Investment Value Definition

Fair market value, which is the most common standard of value, estimates the value that the universe of hypothetical buyers and sellers would agree on for an interest in the subject company. It is customarily defined by IRS Revenue Ruling 59-60, but it also may be appropriate for valuations prepared for purposes other than federal taxes.

On the other hand, investment value captures “the value to a particular investor based on individual investment requirements and expectations,” according to the International Glossary of Business Valuation Terms. (This publication is a joint effort of the most prominent business valuation organizations.)

Investment value reflects a particular investor’s subjective goals regarding expected returns, acceptable risk, desired tax attributes, and potential synergies with other businesses.
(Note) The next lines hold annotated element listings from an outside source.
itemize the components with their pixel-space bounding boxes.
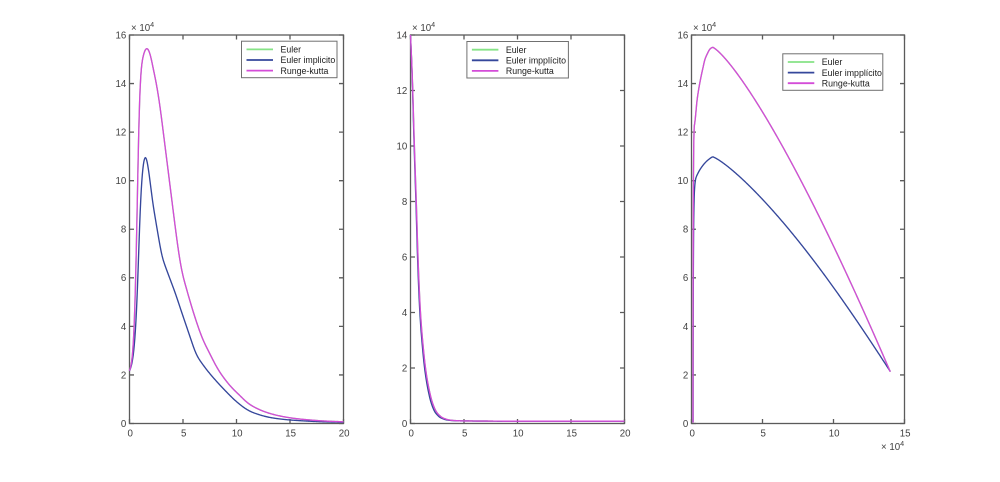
svg-text:14: 14 (116, 79, 127, 90)
svg-text:6: 6 (402, 252, 407, 263)
svg-text:12: 12 (397, 86, 408, 97)
svg-text:4: 4 (402, 308, 408, 319)
svg-text:10: 10 (397, 141, 408, 152)
svg-text:× 104: × 104 (131, 20, 154, 34)
svg-text:Runge-kutta: Runge-kutta (822, 78, 870, 88)
svg-text:8: 8 (402, 197, 407, 208)
svg-text:Euler: Euler (822, 57, 843, 67)
svg-text:0: 0 (409, 429, 415, 440)
svg-text:0: 0 (402, 419, 408, 430)
svg-text:15: 15 (566, 429, 577, 440)
svg-text:2: 2 (121, 370, 126, 381)
svg-text:5: 5 (761, 429, 766, 440)
svg-text:10: 10 (678, 176, 689, 187)
svg-text:2: 2 (683, 370, 688, 381)
svg-text:12: 12 (116, 128, 127, 139)
svg-text:2: 2 (402, 363, 407, 374)
svg-text:14: 14 (678, 79, 689, 90)
svg-text:Euler impplícito: Euler impplícito (506, 56, 566, 66)
svg-text:0: 0 (690, 429, 696, 440)
svg-text:0: 0 (683, 419, 689, 430)
svg-text:4: 4 (683, 322, 689, 333)
svg-text:15: 15 (900, 429, 911, 440)
svg-text:0: 0 (121, 419, 127, 430)
svg-text:Runge-kutta: Runge-kutta (506, 66, 554, 76)
svg-text:15: 15 (285, 429, 296, 440)
svg-text:× 104: × 104 (412, 20, 435, 34)
svg-text:Euler: Euler (506, 45, 527, 55)
svg-text:20: 20 (339, 429, 350, 440)
svg-text:4: 4 (121, 322, 127, 333)
svg-text:16: 16 (678, 30, 689, 41)
svg-text:6: 6 (683, 273, 688, 284)
svg-text:× 104: × 104 (881, 439, 904, 453)
svg-text:× 104: × 104 (693, 20, 716, 34)
svg-text:Euler: Euler (281, 45, 302, 55)
svg-text:16: 16 (116, 30, 127, 41)
svg-text:5: 5 (462, 429, 467, 440)
svg-text:10: 10 (232, 429, 243, 440)
svg-text:8: 8 (121, 225, 126, 236)
svg-text:20: 20 (620, 429, 631, 440)
svg-text:Euler impplícito: Euler impplícito (822, 68, 882, 78)
svg-text:10: 10 (829, 429, 840, 440)
svg-text:Euler implicito: Euler implicito (281, 55, 336, 65)
svg-text:Runge-kutta: Runge-kutta (281, 66, 329, 76)
svg-text:10: 10 (116, 176, 127, 187)
svg-text:10: 10 (513, 429, 524, 440)
svg-text:0: 0 (128, 429, 134, 440)
svg-text:12: 12 (678, 128, 689, 139)
svg-text:6: 6 (121, 273, 126, 284)
svg-text:5: 5 (181, 429, 186, 440)
svg-text:8: 8 (683, 225, 688, 236)
svg-text:14: 14 (397, 30, 408, 41)
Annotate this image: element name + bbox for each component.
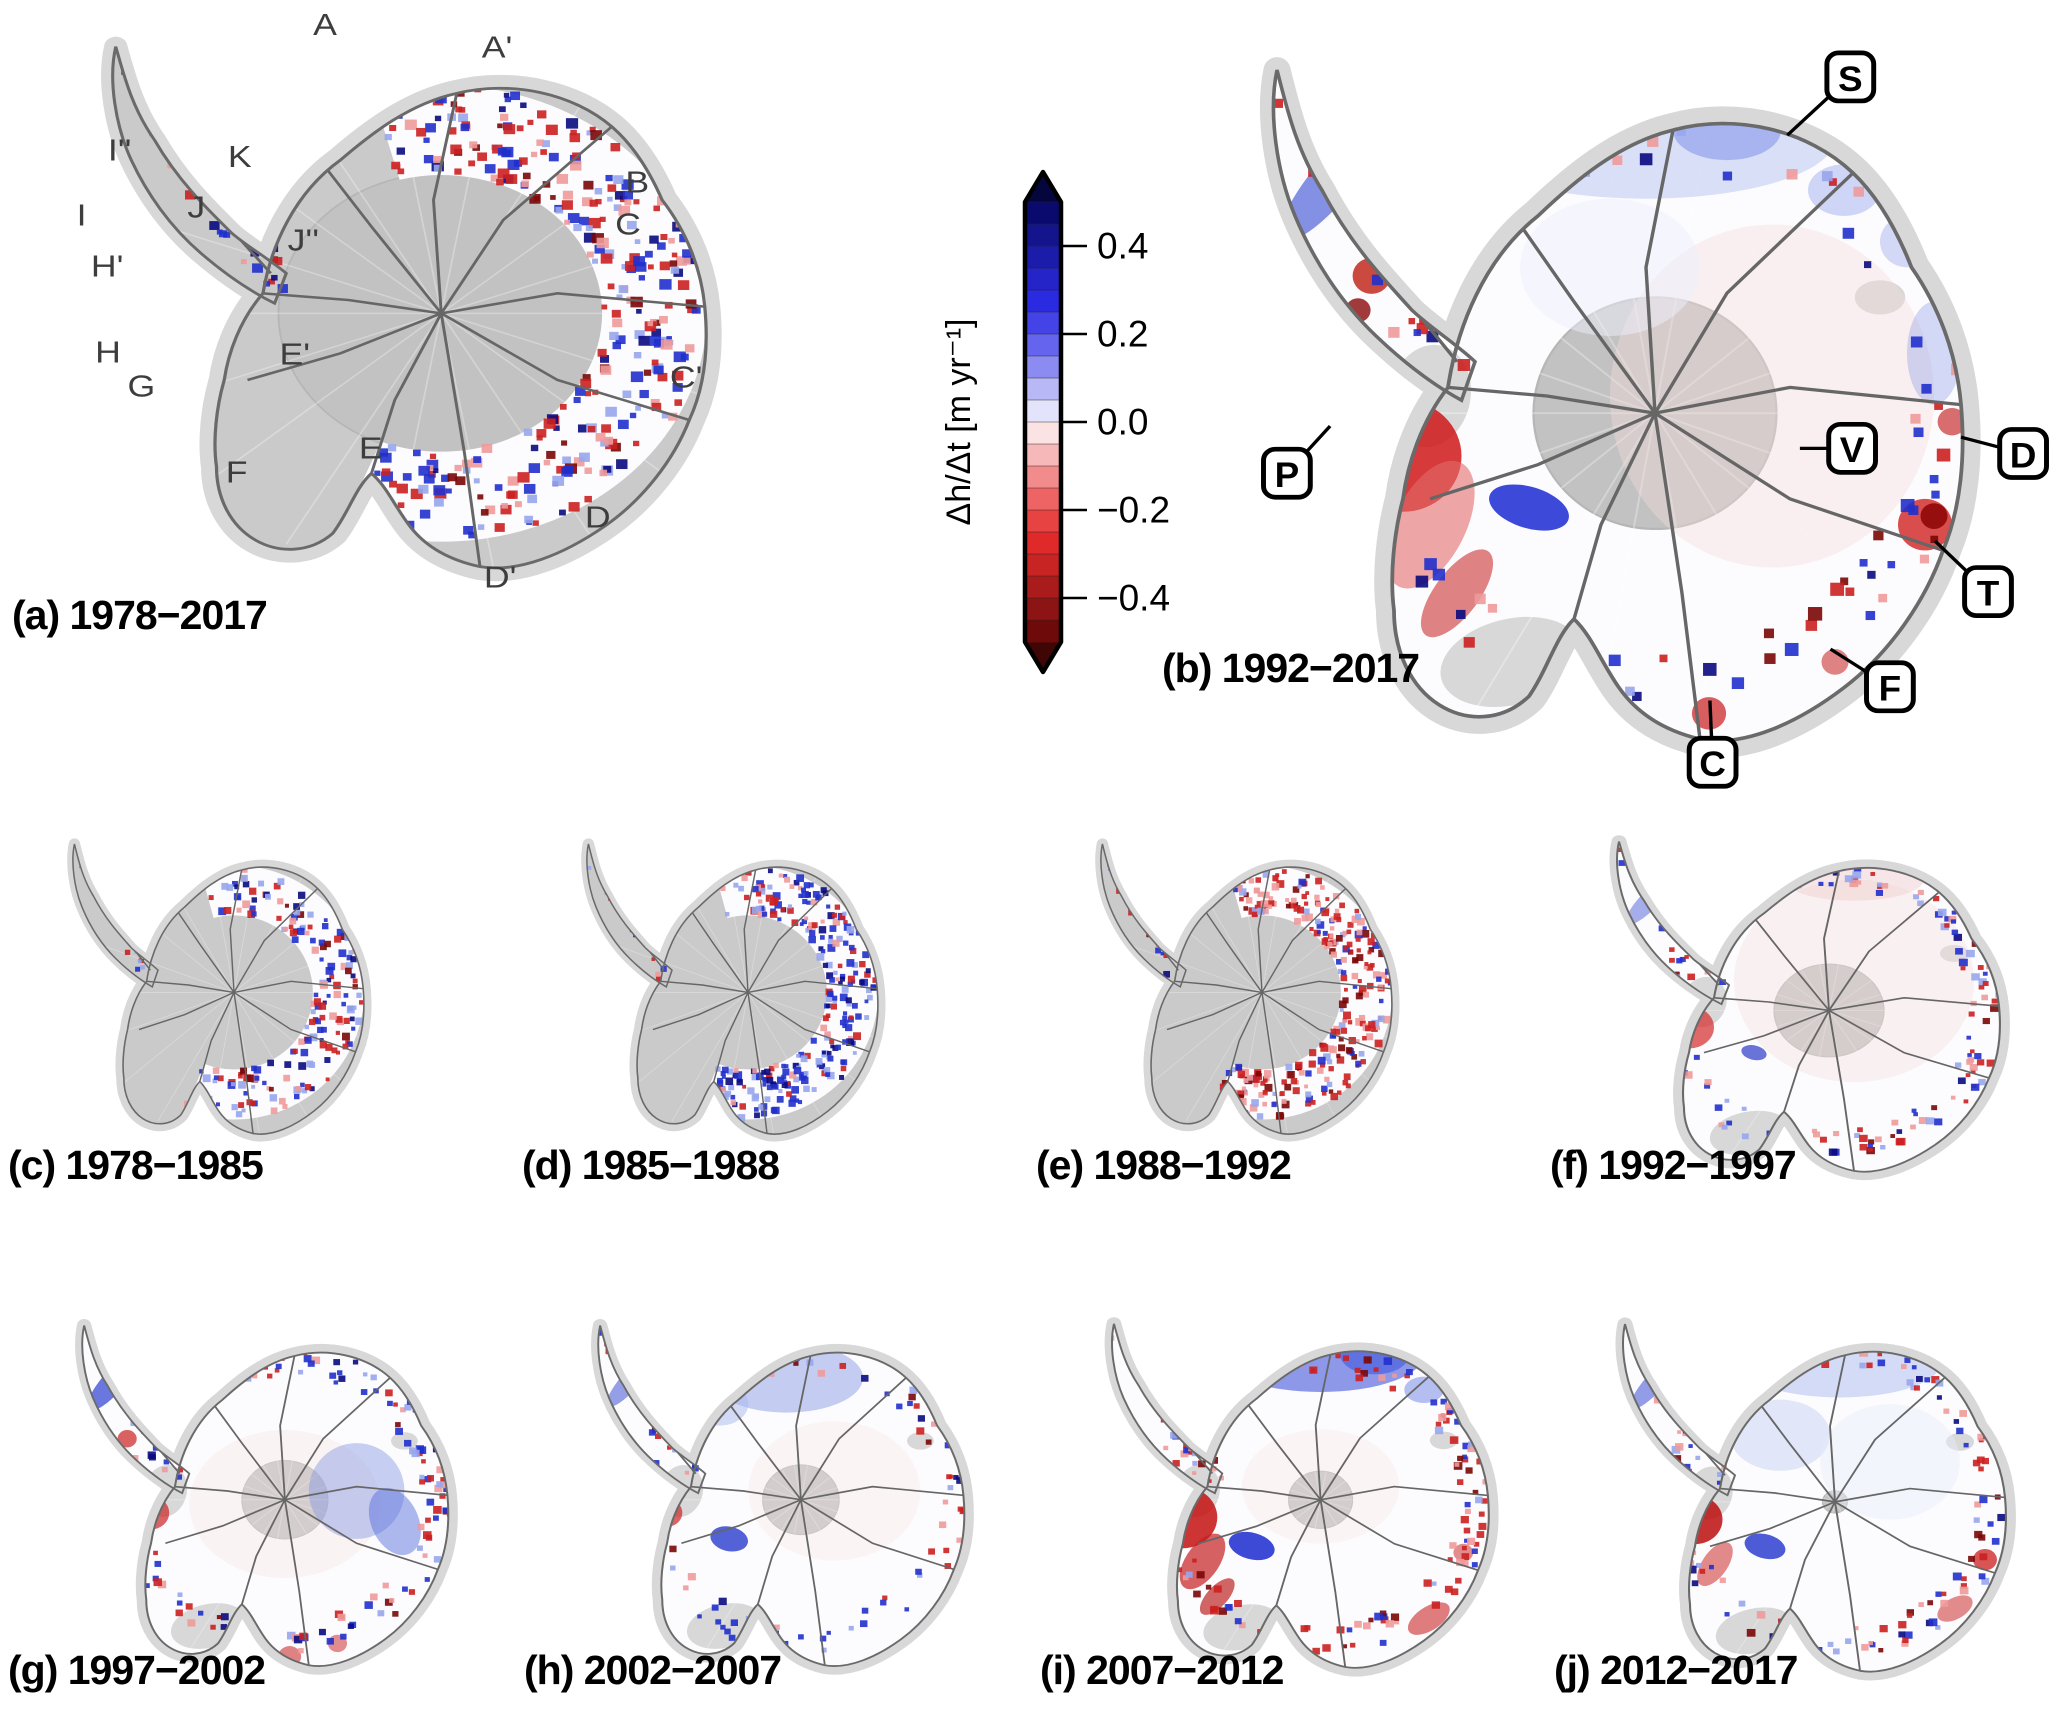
basin-label-A: A xyxy=(313,8,338,42)
panel-h-label: (h) 2002−2007 xyxy=(524,1647,782,1693)
glacier-label-C: C xyxy=(1686,700,1739,789)
basin-label-B: B xyxy=(625,166,649,200)
basin-label-J: J xyxy=(187,191,205,225)
glacier-label-F: F xyxy=(1829,647,1916,714)
panel-e-label: (e) 1988−1992 xyxy=(1036,1142,1292,1188)
basin-label-C': C' xyxy=(670,361,703,395)
panel-f-label: (f) 1992−1997 xyxy=(1550,1142,1797,1188)
svg-text:V: V xyxy=(1840,430,1865,470)
antarctica-map-c xyxy=(67,838,372,1142)
antarctica-map-d xyxy=(581,838,886,1142)
panel-i: (i) 2007−2012 xyxy=(1032,1293,1546,1726)
basin-label-K: K xyxy=(228,140,252,174)
panel-d-label: (d) 1985−1988 xyxy=(522,1142,780,1188)
antarctica-map-i xyxy=(1104,1317,1499,1677)
svg-text:S: S xyxy=(1838,59,1863,99)
panel-c: (c) 1978−1985 xyxy=(0,812,512,1222)
basin-label-D: D xyxy=(585,501,611,535)
panel-b-label: (b) 1992−2017 xyxy=(1162,645,1420,691)
colorbar-tick-0.2: 0.2 xyxy=(1097,314,1148,355)
colorbar-tick-−0.4: −0.4 xyxy=(1097,578,1170,619)
glacier-label-T: T xyxy=(1933,539,2014,618)
antarctica-map-j xyxy=(1615,1317,2016,1681)
glacier-label-V: V xyxy=(1799,421,1878,475)
basin-label-F: F xyxy=(226,456,248,490)
panel-g-label: (g) 1997−2002 xyxy=(8,1647,266,1693)
basin-label-E: E xyxy=(359,432,383,466)
antarctica-map-b: S V D P T F C xyxy=(1260,50,2049,789)
colorbar-gradient: 0.4 0.2 0.0 −0.2 −0.4 xyxy=(1022,169,1170,675)
svg-text:D: D xyxy=(2010,435,2037,475)
antarctica-map-e xyxy=(1095,838,1400,1142)
svg-text:C: C xyxy=(1699,744,1726,784)
basin-label-A': A' xyxy=(482,31,513,65)
basin-label-J'': J'' xyxy=(288,224,319,258)
glacier-label-D: D xyxy=(1960,427,2049,480)
colorbar-title: Δh/Δt [m yr⁻¹] xyxy=(940,319,978,526)
panel-g: (g) 1997−2002 xyxy=(0,1293,514,1726)
basin-label-I: I xyxy=(77,199,87,233)
colorbar: 0.4 0.2 0.0 −0.2 −0.4 Δh/Δt [m yr⁻¹] xyxy=(940,160,1190,705)
antarctica-map-f xyxy=(1609,835,2010,1181)
basin-label-C: C xyxy=(615,208,641,242)
svg-text:F: F xyxy=(1879,669,1902,709)
svg-text:T: T xyxy=(1977,573,2000,613)
colorbar-tick-0.0: 0.0 xyxy=(1097,402,1148,443)
glacier-label-S: S xyxy=(1786,50,1877,137)
panel-j: (j) 2012−2017 xyxy=(1546,1293,2067,1726)
panel-b: S V D P T F C (b) 1992−2017 xyxy=(1140,0,2067,800)
panel-j-label: (j) 2012−2017 xyxy=(1554,1647,1798,1693)
antarctica-map-a: A A' K B I'' I J J'' C H' H E' G C' E F D D' xyxy=(77,8,722,595)
panel-a-label: (a) 1978−2017 xyxy=(12,592,268,638)
panel-i-label: (i) 2007−2012 xyxy=(1040,1647,1284,1693)
basin-label-G: G xyxy=(127,370,155,404)
panel-h: (h) 2002−2007 xyxy=(516,1293,1030,1726)
panel-a: A A' K B I'' I J J'' C H' H E' G C' E F D D' (a) 1978−201… xyxy=(0,0,810,660)
svg-text:P: P xyxy=(1275,455,1300,495)
panel-e: (e) 1988−1992 xyxy=(1028,812,1540,1222)
panel-d: (d) 1985−1988 xyxy=(514,812,1026,1222)
colorbar-tick-−0.2: −0.2 xyxy=(1097,490,1170,531)
basin-label-H': H' xyxy=(91,250,124,284)
basin-label-D': D' xyxy=(484,561,517,595)
basin-label-E': E' xyxy=(279,338,310,372)
antarctica-map-h xyxy=(591,1318,974,1675)
colorbar-scale: 0.4 0.2 0.0 −0.2 −0.4 Δh/Δt [m yr⁻¹] xyxy=(940,169,1170,675)
panel-c-label: (c) 1978−1985 xyxy=(8,1142,264,1188)
colorbar-tick-0.4: 0.4 xyxy=(1097,226,1148,267)
glacier-label-P: P xyxy=(1261,424,1332,500)
basin-label-H: H xyxy=(95,336,121,370)
basin-label-I'': I'' xyxy=(108,134,132,168)
antarctica-map-g xyxy=(75,1318,458,1675)
panel-f: (f) 1992−1997 xyxy=(1542,812,2067,1222)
This type of investor could be a potential equity or debt holder — or an existing or prospective operator-owner — traditionally in a merger and acquisition.

Some jurisdictions have begun to use investment value — also known as the “value to the holder” — to determine business value to distribute assets equitably between the parties in a divorce.
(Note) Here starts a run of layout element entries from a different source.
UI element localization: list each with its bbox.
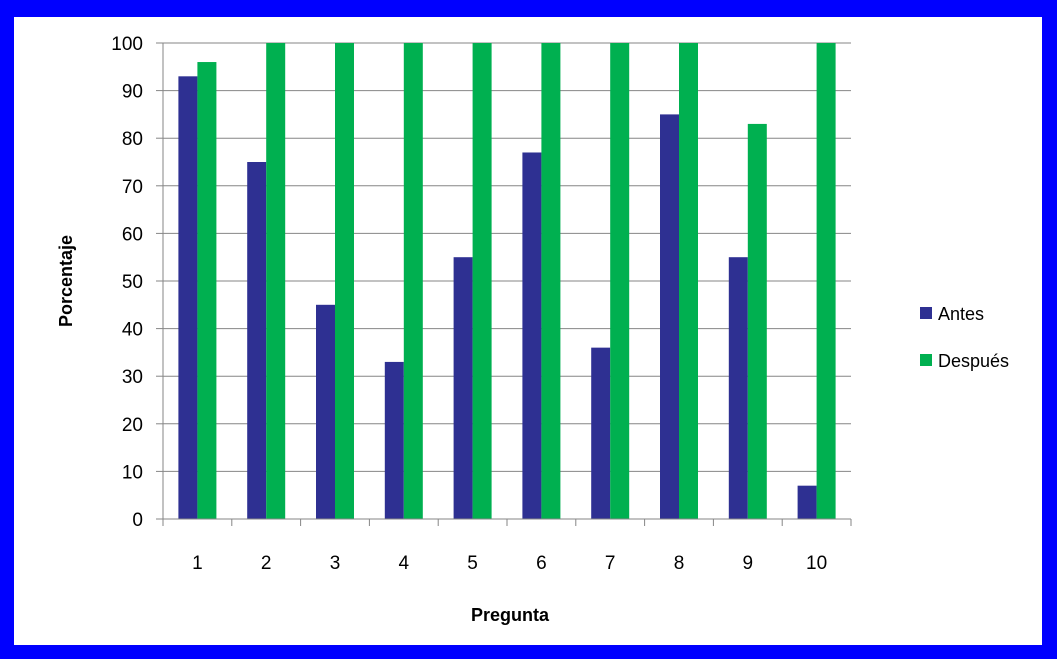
legend-label-antes: Antes <box>938 304 984 324</box>
bar-despues-6 <box>541 43 561 519</box>
x-tick-label: 5 <box>467 553 478 574</box>
bars <box>178 43 836 520</box>
bar-antes-10 <box>797 485 817 519</box>
y-tick-label: 70 <box>122 177 143 198</box>
y-tick-label: 0 <box>132 510 143 531</box>
x-tick-label: 10 <box>806 553 827 574</box>
y-axis-title: Porcentaje <box>56 235 76 327</box>
x-tick-label: 8 <box>674 553 685 574</box>
bar-despues-10 <box>816 43 836 519</box>
x-tick-labels: 1 2 3 4 5 6 7 8 9 10 <box>192 553 827 574</box>
bar-antes-4 <box>384 361 404 519</box>
y-tick-label: 40 <box>122 320 143 341</box>
x-tick-label: 1 <box>192 553 203 574</box>
bar-despues-9 <box>747 123 767 520</box>
axes <box>156 42 852 526</box>
legend-label-despues: Después <box>938 351 1009 371</box>
bar-despues-3 <box>335 43 354 519</box>
y-tick-label: 90 <box>122 82 143 103</box>
x-axis-title: Pregunta <box>471 605 550 625</box>
y-tick-label: 60 <box>122 224 143 245</box>
y-tick-label: 80 <box>122 129 143 150</box>
x-tick-label: 6 <box>536 553 547 574</box>
bar-antes-1 <box>178 76 198 519</box>
bar-antes-3 <box>316 304 335 519</box>
bar-despues-4 <box>403 43 423 519</box>
bar-antes-2 <box>247 162 267 519</box>
y-tick-label: 10 <box>122 462 143 483</box>
y-tick-label: 30 <box>122 367 143 388</box>
bar-antes-7 <box>591 347 611 519</box>
bar-despues-1 <box>197 62 217 519</box>
y-tick-labels: 0 10 20 30 40 50 60 70 80 90 100 <box>111 34 143 531</box>
x-tick-label: 2 <box>261 553 272 574</box>
y-tick-label: 100 <box>111 34 143 55</box>
legend-swatch-despues <box>920 354 932 366</box>
bar-antes-8 <box>660 114 679 520</box>
legend: Antes Después <box>920 304 1009 371</box>
x-tick-label: 9 <box>743 553 754 574</box>
bar-despues-8 <box>679 43 698 519</box>
legend-swatch-antes <box>920 307 932 319</box>
y-tick-label: 20 <box>122 415 143 436</box>
bar-antes-9 <box>728 257 748 519</box>
bar-despues-5 <box>472 43 492 519</box>
bar-despues-2 <box>266 43 286 519</box>
y-tick-label: 50 <box>122 272 143 293</box>
x-tick-label: 3 <box>330 553 341 574</box>
bar-antes-5 <box>453 257 473 519</box>
bar-antes-6 <box>522 152 542 520</box>
x-tick-label: 4 <box>399 553 410 574</box>
x-tick-label: 7 <box>605 553 616 574</box>
bar-despues-7 <box>610 43 630 519</box>
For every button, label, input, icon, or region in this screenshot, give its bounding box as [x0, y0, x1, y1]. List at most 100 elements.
According to the business valuation textbook, Standards of Value: Theory and Applications:

“Value to the holder considers the business or business interest in the hands of its owner, regardless of whether he or she intends to sell the business. It further assumes that the entitled spouse will continue to enjoy the benefits generated by a business that was created or appreciated during the marriage.”

In a divorce context, the use of investment value — rather than fair market value — it an important distinction to make, because affects a valuator’s assumptions and methodology. For example, when estimating investment value for a divorce, an appraiser might consider the actual tax burden of a pass-through entity, rather than the taxes the company would incur if it operated as a C corporation.
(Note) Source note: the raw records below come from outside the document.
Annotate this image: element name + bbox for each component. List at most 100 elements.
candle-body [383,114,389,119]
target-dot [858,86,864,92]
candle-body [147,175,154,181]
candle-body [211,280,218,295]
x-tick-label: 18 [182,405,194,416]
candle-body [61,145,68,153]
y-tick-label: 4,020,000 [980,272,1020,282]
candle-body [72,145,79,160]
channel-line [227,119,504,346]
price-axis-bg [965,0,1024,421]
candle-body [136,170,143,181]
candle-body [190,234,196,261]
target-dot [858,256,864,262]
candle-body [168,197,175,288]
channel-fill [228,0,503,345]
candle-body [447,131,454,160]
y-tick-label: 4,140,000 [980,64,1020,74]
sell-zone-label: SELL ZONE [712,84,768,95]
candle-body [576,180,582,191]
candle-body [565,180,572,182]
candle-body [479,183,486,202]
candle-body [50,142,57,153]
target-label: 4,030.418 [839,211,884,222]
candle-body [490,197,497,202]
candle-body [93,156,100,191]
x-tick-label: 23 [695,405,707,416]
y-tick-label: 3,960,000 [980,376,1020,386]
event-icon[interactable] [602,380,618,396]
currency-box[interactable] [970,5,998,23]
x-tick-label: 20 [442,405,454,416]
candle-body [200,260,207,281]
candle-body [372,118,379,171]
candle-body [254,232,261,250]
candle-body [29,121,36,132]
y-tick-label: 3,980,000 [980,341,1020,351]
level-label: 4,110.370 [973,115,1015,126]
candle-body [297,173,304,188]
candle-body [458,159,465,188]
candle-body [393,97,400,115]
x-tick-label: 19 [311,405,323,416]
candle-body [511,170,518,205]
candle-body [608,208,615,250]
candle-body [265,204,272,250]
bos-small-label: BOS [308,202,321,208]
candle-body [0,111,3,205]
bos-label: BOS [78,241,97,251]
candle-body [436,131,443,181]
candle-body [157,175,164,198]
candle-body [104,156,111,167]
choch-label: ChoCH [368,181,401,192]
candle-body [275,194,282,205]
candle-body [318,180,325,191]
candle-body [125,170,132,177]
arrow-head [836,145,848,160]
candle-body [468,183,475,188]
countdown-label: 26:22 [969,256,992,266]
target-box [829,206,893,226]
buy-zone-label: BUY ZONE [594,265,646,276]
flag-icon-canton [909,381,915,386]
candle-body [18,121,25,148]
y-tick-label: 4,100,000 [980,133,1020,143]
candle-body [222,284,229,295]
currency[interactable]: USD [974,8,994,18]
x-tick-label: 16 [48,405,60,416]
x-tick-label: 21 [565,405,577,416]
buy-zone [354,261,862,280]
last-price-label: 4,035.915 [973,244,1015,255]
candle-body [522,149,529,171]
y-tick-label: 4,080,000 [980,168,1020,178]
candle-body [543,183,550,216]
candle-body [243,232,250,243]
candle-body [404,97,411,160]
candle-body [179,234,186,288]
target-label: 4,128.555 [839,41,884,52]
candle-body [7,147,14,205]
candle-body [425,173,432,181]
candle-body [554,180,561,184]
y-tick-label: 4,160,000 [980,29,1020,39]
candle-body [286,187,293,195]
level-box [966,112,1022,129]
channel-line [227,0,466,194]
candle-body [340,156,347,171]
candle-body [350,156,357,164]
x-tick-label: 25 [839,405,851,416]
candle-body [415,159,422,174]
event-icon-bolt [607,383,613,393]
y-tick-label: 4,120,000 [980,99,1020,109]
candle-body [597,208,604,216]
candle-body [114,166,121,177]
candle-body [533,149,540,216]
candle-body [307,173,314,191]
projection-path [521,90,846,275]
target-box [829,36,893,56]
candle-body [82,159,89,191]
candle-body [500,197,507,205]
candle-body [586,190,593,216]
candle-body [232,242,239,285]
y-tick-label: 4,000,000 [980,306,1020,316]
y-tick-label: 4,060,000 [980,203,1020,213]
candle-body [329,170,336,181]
When an appraiser applies the investment value standard, valuation discounts for lack of control and marketability are usually less relevant, especially if one spouse controls the business. That’s because the goal is to measure the full value of the interest to the husband and wife, not the universe of all buyers and sellers who might discount private business interests. As a Virginia court opined in Patel v. Patel (2013 VA App. LEXIS 110):

“Courts valuing marital property for the purpose of making a monetary award must determine…that value which represents the property’s intrinsic worth to the parties.”

Investment value may contradict with how some jurisdictions treat personal goodwill, however. Courts in some states have interpreted the law to mean that investment value eliminates some (or all) personal goodwill from the value of the interest. Others contend that you cannot summarily exclude personal goodwill if the intention is to measure the full value of the interest to the husband and wife. This remains a controversial topic among business valuation professionals.


There is more than one way to define the term “value.” Investment value is an alternative to fair market value. It started as way to help debt and equity investors estimate value in business combinations and strategic decision-making. Now divorce courts are also embracing investment value when splitting up marital assets. But the overriding goal remains the same: To measure the full value to a particular investor, which are the owner-operating or investor in a sale — or the husband and wife in a marital dissolution case.